I've always wondered what that was
I always thought it was an electrical substation, but the lights now give the hint that it's actually an emergency exit.
I love you for the CHUD
I love you for the CHUD reference
This hatch was open for a
This hatch was open for a really long time. I went by there closer to 7:10, well before that picture was taken. Strobe lights flashing, constant alarm buzzing... and no T employee to be found.
I've seen this too
When the station was upgraded they put in this futuristic-seeming hatch that opens like an alien spaceship. It's pretty well disguised otherwise except for the bollards around it to keep Massholes from driving on to it, I guess.
There's an older-style metal grate on Main Street in Cambridge that opened from time to time. Rather than leading to a station, it led down rickety metal stairs to the Red Line trackage. Not that I went down, but you could look straight down and watch the trains go by.
or
Or perhaps from those driving cranes or lifts onto it. You know, for working on the adjacent building. Not all of Boston's sidewalks are hollow, but some are and they are signed as such.

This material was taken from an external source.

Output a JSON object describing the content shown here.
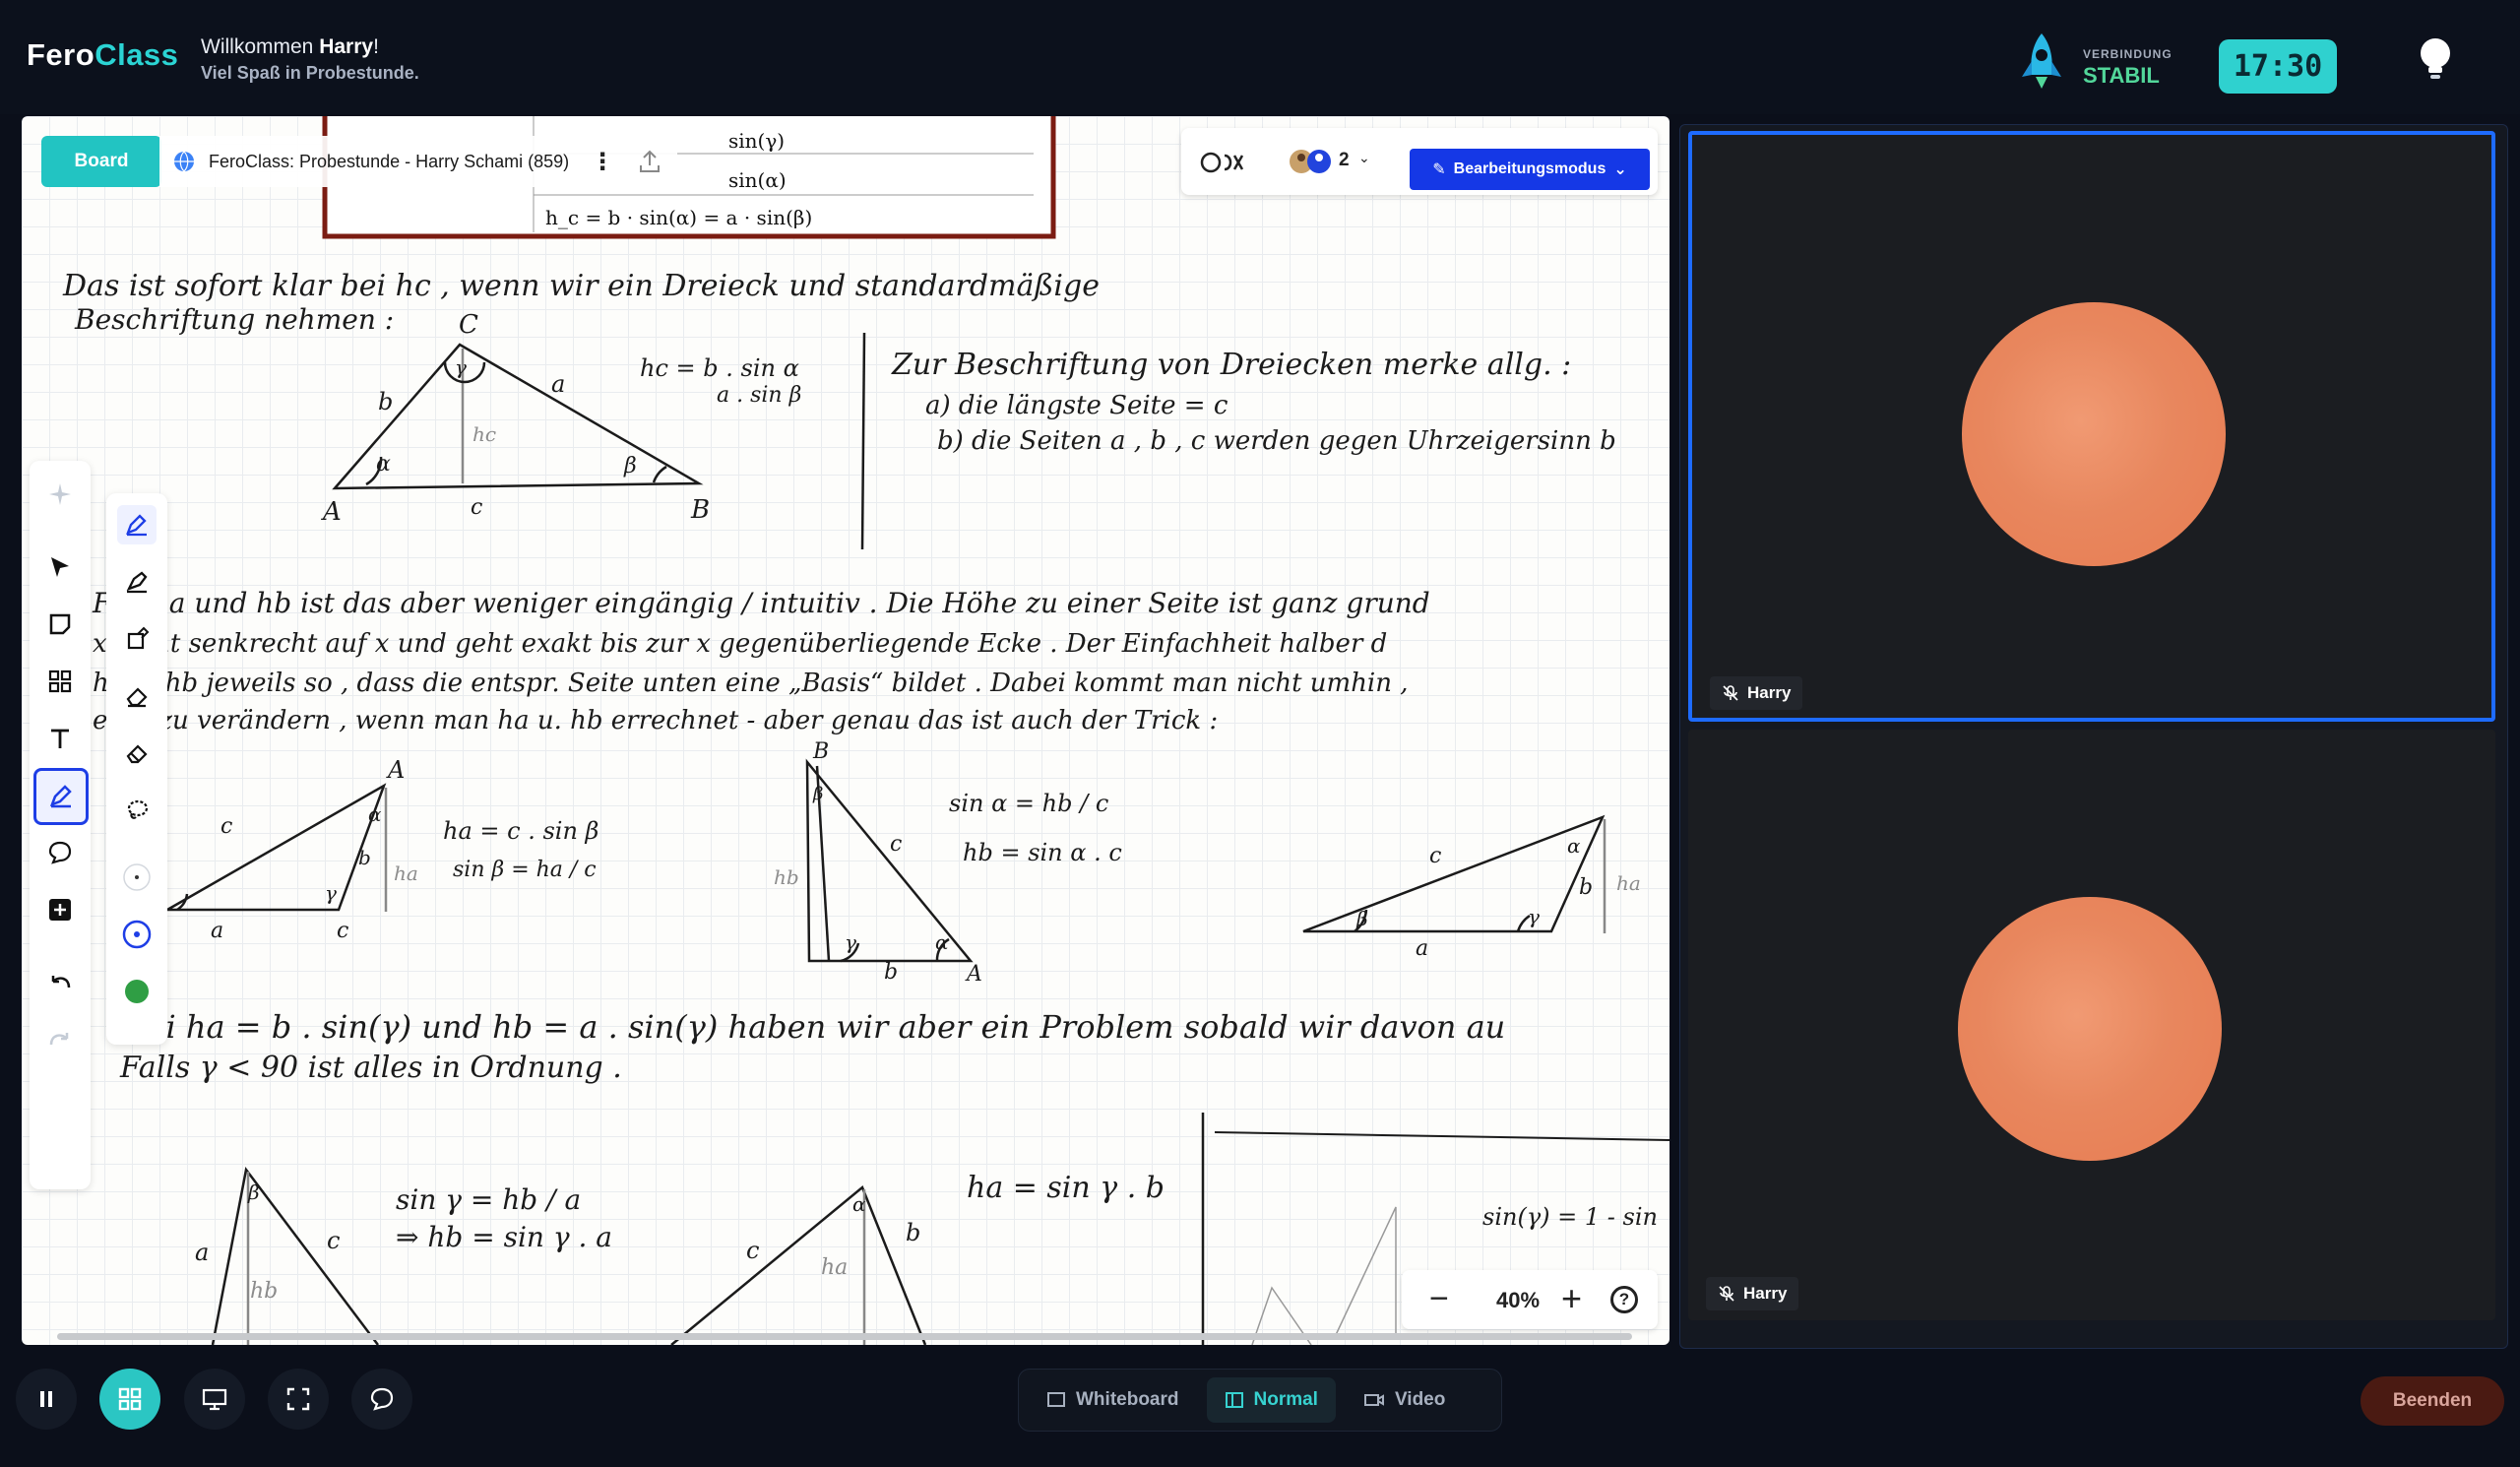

The bollards are there for pedestrian egress safety as well: the stone (granite?) at the bottom of the picture is carved "Exit Keep Clear" for a reason. I suspect that the station needed to increase exit capacity ('exit' or 'egress capacity' in the building code definition not in the 'here's a door out' definition) based on the amount of work performed on it. Not all rehab work requires a space to be brought up to current code, there are different triggers that cause it to occur.
Sweet, so in theory
anyone could have had access to an area of a major T station that people don't normally have access to.
I'm one of those confounded liberals and find myself on the left of most "security" debates, and am rarely surprised by the incompetence that runs rampant at the MBTA, but wow.
Perhaps
I agree - but in this case I'd give a side-eye to the contractor who installed it. Some wire was crossed or something if a true emergency didn't set it off.

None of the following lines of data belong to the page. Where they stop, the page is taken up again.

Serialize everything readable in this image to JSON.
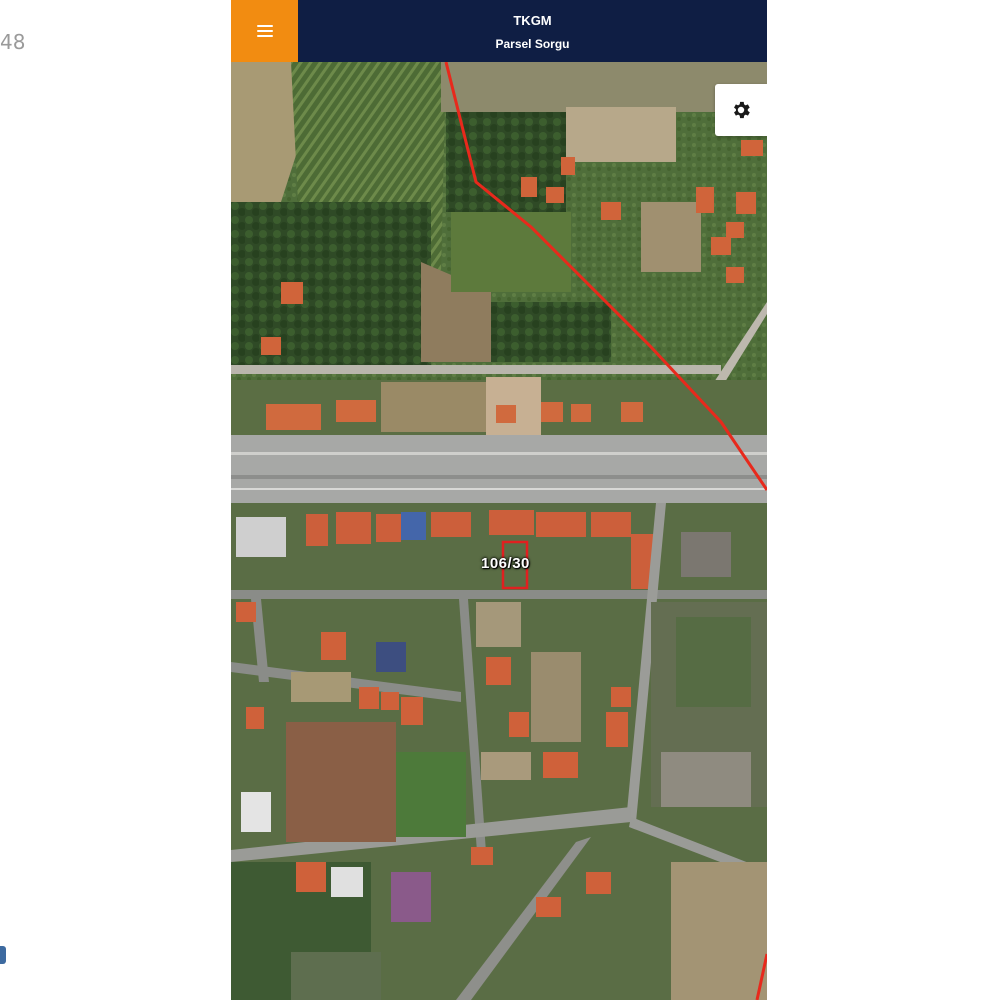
{
  "edge": {
    "fragment_text": "48"
  },
  "header": {
    "title": "TKGM",
    "subtitle": "Parsel Sorgu",
    "menu_icon": "hamburger-menu-icon",
    "background_color": "#0f1e44",
    "menu_button_color": "#f28c11"
  },
  "map": {
    "view": "satellite",
    "settings_icon": "gear-icon",
    "selected_parcel": {
      "label": "106/30",
      "outline_color": "#e02020"
    },
    "boundary_line_color": "#e8291c"
  }
}
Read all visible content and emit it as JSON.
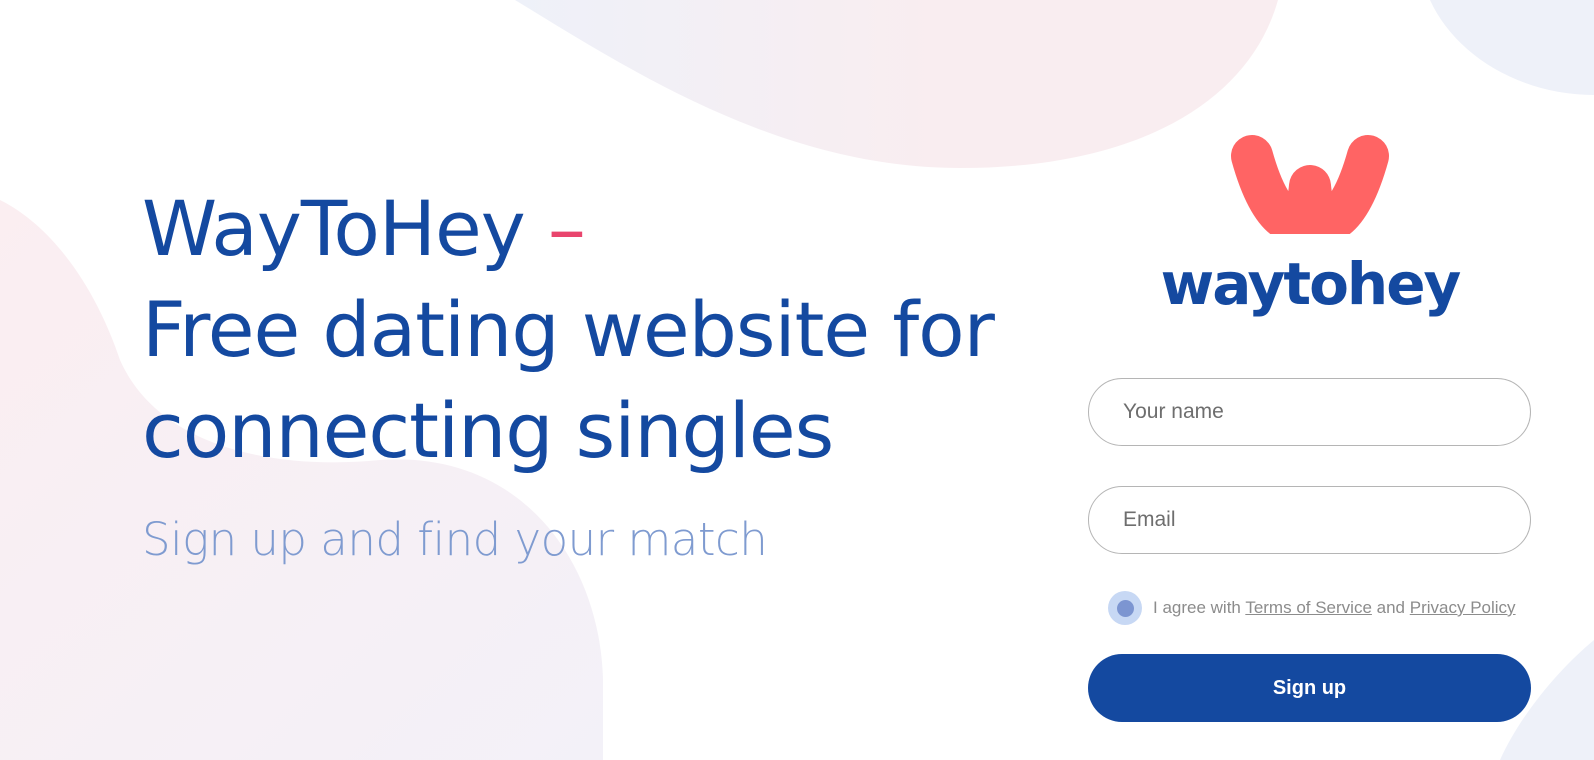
{
  "hero": {
    "title_line1": "WayToHey",
    "title_dash": "–",
    "title_line2": "Free dating website for",
    "title_line3": "connecting singles",
    "subtitle": "Sign up and find your match"
  },
  "brand": {
    "logo_icon": "w-logo-icon",
    "wordmark": "waytohey"
  },
  "form": {
    "name_placeholder": "Your name",
    "email_placeholder": "Email",
    "agree_prefix": "I agree with",
    "terms_link": "Terms of Service",
    "agree_and": "and",
    "privacy_link": "Privacy Policy",
    "signup_label": "Sign up"
  },
  "colors": {
    "primary": "#1449a0",
    "accent": "#e9456d",
    "logo": "#ff6464",
    "subtitle": "#7f9bd0",
    "toggle_bg": "#c7d8f4",
    "toggle_dot": "#7c95d1"
  }
}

Oh I'm not talking about it being open
I totally get that part, things like this can happen for any number of reasons. What I'm talking about is the fact that, based on the photo/time Adam posted and CB's comment, this was open for at least 20 minutes with nobody from the MBTA around to secure it.
Am I famous?
What's really funny is folks that decided to tell me how I should tag the MBTA on my tweet "for security purposes". Ummm I told a human being... It was odd that no one seemed flummoxed. It was just a shoulder shrug. Now when the one person falls in because they are on their cell phone with their earbuds in and sues the city, I am sure something will get done!
Don't worry, this doesn't mean you're famous
And yeah, if you're going to bother to tweet it to UHub why not let the T know as well?

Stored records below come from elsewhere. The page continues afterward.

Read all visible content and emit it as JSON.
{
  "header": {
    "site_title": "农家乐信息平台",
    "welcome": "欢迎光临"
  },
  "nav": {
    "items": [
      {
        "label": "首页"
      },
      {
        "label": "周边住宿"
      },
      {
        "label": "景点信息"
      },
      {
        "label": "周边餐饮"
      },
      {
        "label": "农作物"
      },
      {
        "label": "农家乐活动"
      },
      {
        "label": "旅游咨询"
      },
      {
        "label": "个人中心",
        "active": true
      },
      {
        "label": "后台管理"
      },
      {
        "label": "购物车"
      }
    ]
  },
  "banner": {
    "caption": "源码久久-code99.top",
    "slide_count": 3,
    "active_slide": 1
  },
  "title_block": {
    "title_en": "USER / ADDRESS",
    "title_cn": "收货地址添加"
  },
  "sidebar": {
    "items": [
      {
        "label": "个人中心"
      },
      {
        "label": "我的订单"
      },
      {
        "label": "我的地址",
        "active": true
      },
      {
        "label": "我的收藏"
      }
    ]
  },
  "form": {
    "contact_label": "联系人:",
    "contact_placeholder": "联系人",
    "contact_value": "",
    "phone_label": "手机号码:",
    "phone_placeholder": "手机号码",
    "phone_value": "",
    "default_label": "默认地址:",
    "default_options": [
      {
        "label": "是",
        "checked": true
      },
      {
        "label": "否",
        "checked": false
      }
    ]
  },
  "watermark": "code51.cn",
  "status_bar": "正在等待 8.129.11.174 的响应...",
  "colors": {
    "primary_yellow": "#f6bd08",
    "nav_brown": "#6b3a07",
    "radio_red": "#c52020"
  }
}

How do you know she didn't?
One thing I've found, thanks to folks like you who always post stuff like this, is that local Twitter users are not as stupid as smug non-users think: They tweet me *after* alerting the authorities
Glad to hear that 100% of
Glad to hear that 100% of local Twitter users do the smart thing 100% of the time. I'm not the guy on Twitter who mentioned it to her, I just don't quite understand the excessive bristling at the suggestion that she ought to tweet to the T as well. Seems like a very low cost and harmless suggestion.
But ...
in her own words she'd said she talked "to an actual human" - I'd contend that's a step better than tweeting. Or at least it should be. But by the reaction she got, maybe tweeting gets the issue in front of eyes that *might* care more. Sad.